Cara maestra, ispirato dalla sua presenza professionale, sento di aprire e confidare a lei alcune mie riflessioni sul mondo della scuola, poco sviscerato dalla politica, come da sempre.
Da tempo volevo condividere con lei il mio personale punto di vista da genitore e collega con più di trent’anni di esperienza didattica nei diversi ordini di scuola. Avrà forse intuito che la mia è una visione della scuola forse utopistica, sognatrice, ma segue una stella polare, quella di don Lorenzo Milani. Da qui, da questa figura e dal libro dei suoi allievi “Lettera a una professoressa” partono le mie meditazioni, scaturite da una domanda ricorrente e scoraggiante: “Perché i ragazzi quando arrivano alle scuole superiori, hanno la nausea della scuola?” Gran parte di loro non crede nella scuola, hanno sviluppato un atteggiamento apatico e disincantato, che nasce già dalle scuole elementari, come se la scuola non avesse valore e senso nelle loro vite.
Da cosa dipende questa che sembra sempre più una crisi di senso della scuola? Troppe ore in classe, trascorse passivamente o mal distribuite? Troppi alunni nelle classi? Troppe materie da studiare non essenziali o incoerenti con gli indirizzi di studio? Troppi docenti diversi? Troppe trattazioni di argomenti e contenuti differenti, vari, astratti, spesso casuali, improvvisati, trasmessi velocemente, con estenuanti lezioni frontali?

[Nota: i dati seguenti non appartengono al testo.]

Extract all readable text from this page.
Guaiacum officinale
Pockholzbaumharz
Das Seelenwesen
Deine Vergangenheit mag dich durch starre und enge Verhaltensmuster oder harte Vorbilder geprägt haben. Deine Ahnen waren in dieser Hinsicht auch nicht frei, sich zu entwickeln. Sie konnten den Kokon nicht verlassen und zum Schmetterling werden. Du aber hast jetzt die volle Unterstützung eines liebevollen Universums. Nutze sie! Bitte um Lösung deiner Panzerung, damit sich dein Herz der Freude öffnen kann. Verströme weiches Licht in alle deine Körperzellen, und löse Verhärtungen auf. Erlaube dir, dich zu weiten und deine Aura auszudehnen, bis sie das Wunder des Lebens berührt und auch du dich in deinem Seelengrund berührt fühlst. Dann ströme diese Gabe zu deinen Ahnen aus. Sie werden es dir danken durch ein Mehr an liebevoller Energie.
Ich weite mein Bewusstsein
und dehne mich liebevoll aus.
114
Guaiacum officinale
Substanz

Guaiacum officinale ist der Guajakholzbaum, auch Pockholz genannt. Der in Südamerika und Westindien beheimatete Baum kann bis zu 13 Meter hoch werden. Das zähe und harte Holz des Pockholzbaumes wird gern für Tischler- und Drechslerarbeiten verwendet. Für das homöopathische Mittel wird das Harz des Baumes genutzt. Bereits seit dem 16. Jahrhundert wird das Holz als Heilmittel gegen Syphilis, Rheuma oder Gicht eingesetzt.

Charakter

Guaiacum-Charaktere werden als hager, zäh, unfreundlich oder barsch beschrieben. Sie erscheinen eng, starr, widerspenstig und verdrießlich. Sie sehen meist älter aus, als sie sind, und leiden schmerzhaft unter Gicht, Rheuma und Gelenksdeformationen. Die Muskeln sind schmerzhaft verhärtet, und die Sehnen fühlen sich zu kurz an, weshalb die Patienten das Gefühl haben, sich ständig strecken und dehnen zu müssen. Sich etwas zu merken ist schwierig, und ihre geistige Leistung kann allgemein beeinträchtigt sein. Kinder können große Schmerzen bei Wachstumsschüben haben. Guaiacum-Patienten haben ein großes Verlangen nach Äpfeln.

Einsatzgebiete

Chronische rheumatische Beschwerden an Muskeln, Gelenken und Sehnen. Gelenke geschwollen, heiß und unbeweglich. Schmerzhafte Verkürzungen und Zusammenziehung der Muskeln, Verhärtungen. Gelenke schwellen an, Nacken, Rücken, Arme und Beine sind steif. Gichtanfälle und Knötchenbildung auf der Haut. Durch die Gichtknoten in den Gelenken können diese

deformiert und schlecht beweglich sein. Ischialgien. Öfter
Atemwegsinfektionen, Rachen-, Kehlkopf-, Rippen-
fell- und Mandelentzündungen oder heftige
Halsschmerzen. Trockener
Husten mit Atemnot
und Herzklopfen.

Increscioso riconoscere le risposte, lo so bene, ma questa condizione, maestra, ci fa pensare ad una situazione di emergenza pedagogica che adesso più che mai sta diventando necessario affrontare. Troppo spesso si avverte nell’animo di bambini, ragazzi e giovani un silenzioso bisogno di giustizia pedagogica, sociale e di essere rappresentati dalla politica.
E con quali mezzi se non, in mancanza di quelli politici ed istituzionali, dei mezzi legati al buon senso, allo spirito di volontariato e alla presa di coscienza che tutti noi, adulti, educatori, abbiamo una grande responsabilità civile e pedagogica nei confronti delle nuove generazioni e che l’insegnamento, in tutti gli ordini di scuola, è una relazione di aiuto con una componente etica altissima.
Ecco, nonostante gli sforzi dei buoni insegnanti, è costretta nell’azione didattica a partire dalla teoria dei contenuti, dalle nozioni, per arrivare un giorno alla pratica. Quando sappiamo che i processi di apprendimento profondo, duraturo, seguono una via inversa, naturale, tant’è vero che il bambino impara prima a parlare e poi a scrivere. E, a tal proposito, il mio pensiero corre alle parole di Dewey, pedagogista del ‘900: “Se a un gruppo di bambini spieghi per un anno intero le tecniche del nuoto e le teorie sul Principio di Archimede, nel momento in cui li porti in piscina tutti affogano”. Quindi, i bambini devono imparare la teoria o imparare a nuotare? Cosa serve davvero sapere ai bambini? Un’età in cui la magia, la meraviglia risiede ovunque. Ma a scuola non c’è tempo per tutto il complesso processo mentale che l’apprendimento richiede, per far prima ci si accontenta della memorizzazione, di un apprendimento troppo formalizzato. E sappiamo quanto le emozioni, i sentimenti, l’esperienza, siano fondamentali nei processi di apprendimento. Vi sono urgenze che divengono prioritarie ai bisogni di tanti bambini e ragazzi, ai tempi lenti del cervello umano; non c’è tempo per una pedagogia della lumaca. E intanto le classi si riempiono di studenti medicalizzati con l’etichetta di Bes e Dsa, di bambini e ragazzi indotti a copiare con ogni mezzo nelle prove scritte, di ricorrere al doposcuola, alle lezioni private come strategie di sopravvivenza scolastica. Tutto ciò è segno chiaro, inequivocabile, di un sistema scolastico inefficace.
Il tempo accelerato che corrode le nostre vite, la cultura della prestazione, della performance, del profitto, il tempo veloce del mondo consumistico ha invaso anche la scuola, l’ha resa aziendalistica, competitiva, costringendo insegnanti, genitori, bambini e ragazzi a correre, a produrre e consumare una sovrabbondanza di contenuti, in fretta, trattando gli allievi come vasi da riempire.